“We don’t stop playing because we grow old; we grow old because we stop playing.”
― George Bernard Shaw
Are we the victim or the master of our limitations?
As NANO draws to a close, I wonder if the month of November in retrospect will be viewed as a boon or a trial. I know hundreds of thousands of us each year, succumb to the lure of the fantasy that we can win, we can finish the “sleeper” novel, the one that will put us on the Times list, the breakout novel of our lives—if we just finish the damn thing.
Isn’t that what NANO is really about? Finishing the damn novel?
It’s true, writing is a struggle and a joy and our life’s dream, but if we tell the truth, most of us would rather ‘have written’ than aspire to be writers.

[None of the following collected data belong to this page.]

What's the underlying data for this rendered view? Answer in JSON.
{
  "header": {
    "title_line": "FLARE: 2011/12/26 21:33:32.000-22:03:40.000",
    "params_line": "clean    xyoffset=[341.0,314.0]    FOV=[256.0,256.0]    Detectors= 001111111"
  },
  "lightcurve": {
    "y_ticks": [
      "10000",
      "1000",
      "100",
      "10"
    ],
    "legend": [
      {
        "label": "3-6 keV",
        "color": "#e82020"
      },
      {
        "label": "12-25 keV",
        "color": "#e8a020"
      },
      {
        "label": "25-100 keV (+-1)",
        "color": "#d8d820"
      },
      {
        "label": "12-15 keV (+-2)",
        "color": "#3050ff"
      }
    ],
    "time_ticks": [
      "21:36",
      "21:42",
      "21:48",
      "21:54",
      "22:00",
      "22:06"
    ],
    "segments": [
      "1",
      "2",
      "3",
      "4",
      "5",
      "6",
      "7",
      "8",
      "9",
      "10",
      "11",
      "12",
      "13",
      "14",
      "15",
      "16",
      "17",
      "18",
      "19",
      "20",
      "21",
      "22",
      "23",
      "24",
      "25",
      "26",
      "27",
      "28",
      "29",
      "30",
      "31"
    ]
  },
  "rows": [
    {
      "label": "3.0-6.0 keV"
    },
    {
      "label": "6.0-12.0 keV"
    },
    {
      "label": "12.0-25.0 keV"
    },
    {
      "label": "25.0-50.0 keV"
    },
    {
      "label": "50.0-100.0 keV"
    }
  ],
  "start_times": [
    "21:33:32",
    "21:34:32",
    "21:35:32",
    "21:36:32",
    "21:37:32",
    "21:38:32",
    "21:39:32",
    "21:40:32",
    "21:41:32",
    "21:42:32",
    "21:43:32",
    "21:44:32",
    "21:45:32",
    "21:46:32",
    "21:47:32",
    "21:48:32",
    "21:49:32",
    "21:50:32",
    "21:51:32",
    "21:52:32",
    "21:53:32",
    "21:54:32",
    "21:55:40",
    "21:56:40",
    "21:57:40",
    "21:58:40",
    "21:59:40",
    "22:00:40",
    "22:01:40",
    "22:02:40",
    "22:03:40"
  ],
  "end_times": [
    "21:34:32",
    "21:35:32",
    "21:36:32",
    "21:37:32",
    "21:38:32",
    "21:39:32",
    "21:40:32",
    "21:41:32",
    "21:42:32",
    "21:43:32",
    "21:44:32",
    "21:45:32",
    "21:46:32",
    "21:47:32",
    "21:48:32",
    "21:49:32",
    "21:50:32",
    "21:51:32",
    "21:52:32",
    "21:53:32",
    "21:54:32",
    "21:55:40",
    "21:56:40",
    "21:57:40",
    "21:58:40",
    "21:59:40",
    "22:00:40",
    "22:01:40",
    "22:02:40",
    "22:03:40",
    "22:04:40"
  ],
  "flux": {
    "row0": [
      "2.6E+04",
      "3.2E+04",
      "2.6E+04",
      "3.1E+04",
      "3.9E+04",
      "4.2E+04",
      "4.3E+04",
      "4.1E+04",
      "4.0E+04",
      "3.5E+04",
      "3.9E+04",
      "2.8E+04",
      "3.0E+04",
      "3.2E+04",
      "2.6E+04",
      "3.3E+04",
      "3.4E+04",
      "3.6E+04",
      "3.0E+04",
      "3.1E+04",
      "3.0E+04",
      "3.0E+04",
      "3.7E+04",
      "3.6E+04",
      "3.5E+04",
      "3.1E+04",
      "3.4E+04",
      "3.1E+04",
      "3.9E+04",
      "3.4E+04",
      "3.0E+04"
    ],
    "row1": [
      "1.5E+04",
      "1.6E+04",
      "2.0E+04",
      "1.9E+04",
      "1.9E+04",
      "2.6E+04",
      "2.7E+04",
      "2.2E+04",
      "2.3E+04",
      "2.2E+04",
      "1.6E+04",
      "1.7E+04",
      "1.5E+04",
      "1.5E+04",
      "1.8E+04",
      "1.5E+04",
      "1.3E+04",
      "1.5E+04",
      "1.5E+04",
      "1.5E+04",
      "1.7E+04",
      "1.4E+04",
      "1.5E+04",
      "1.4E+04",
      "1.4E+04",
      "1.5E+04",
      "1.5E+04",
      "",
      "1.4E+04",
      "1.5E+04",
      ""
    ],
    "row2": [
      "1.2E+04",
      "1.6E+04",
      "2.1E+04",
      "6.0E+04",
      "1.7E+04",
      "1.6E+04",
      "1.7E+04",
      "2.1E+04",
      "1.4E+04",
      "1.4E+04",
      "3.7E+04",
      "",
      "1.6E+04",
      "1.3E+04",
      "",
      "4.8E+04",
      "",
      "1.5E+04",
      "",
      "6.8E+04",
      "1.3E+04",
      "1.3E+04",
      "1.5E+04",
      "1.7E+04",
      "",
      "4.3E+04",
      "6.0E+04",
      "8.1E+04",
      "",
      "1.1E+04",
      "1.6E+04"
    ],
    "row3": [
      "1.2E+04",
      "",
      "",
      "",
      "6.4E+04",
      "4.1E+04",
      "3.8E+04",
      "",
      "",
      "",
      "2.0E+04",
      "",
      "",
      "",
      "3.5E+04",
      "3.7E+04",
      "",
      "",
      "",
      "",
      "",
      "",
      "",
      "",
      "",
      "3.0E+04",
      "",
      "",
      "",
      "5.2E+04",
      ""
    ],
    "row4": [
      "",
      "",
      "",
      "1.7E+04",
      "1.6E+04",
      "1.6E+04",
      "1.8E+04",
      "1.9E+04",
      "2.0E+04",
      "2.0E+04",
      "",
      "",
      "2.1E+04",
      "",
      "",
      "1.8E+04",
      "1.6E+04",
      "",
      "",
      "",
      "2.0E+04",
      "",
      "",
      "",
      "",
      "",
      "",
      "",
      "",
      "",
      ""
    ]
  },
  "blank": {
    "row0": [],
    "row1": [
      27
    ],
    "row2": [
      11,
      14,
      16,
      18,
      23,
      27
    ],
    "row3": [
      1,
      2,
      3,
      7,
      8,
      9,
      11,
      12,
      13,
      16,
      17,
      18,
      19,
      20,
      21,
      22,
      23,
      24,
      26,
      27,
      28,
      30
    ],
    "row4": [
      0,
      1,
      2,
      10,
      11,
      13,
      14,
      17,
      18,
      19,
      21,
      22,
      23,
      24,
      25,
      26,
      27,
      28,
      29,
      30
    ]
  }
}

I do involve myself every year in the NANO frenzy. I always go in with hopes high, expectations realistic, high energy, and a modicum of healthy skepticism. I know I can write every day, or almost every day. I do that in my real life. In spite of keeping a full-time job and a family. And my family is a keeper.
But sometimes, just sometimes, I wonder if I suffer from delusions of adequacy?
When does the day come when we accept the mediocrity of the first draft, the need for additional revision and the willingness to let go of the silly thing after the fourth or fifth or even the eleventh revision? When is the novel done? Is it when you know in your heart you simply can’t do any better than this? Or is it when you’re just to exhausted to revise one more time?
Is the novel complete when you choose to abandon it? Or is it done when you file it under the bed? We all know if you do sell it, it’s not done, it will need more revision.
So is this all there is to the writing life?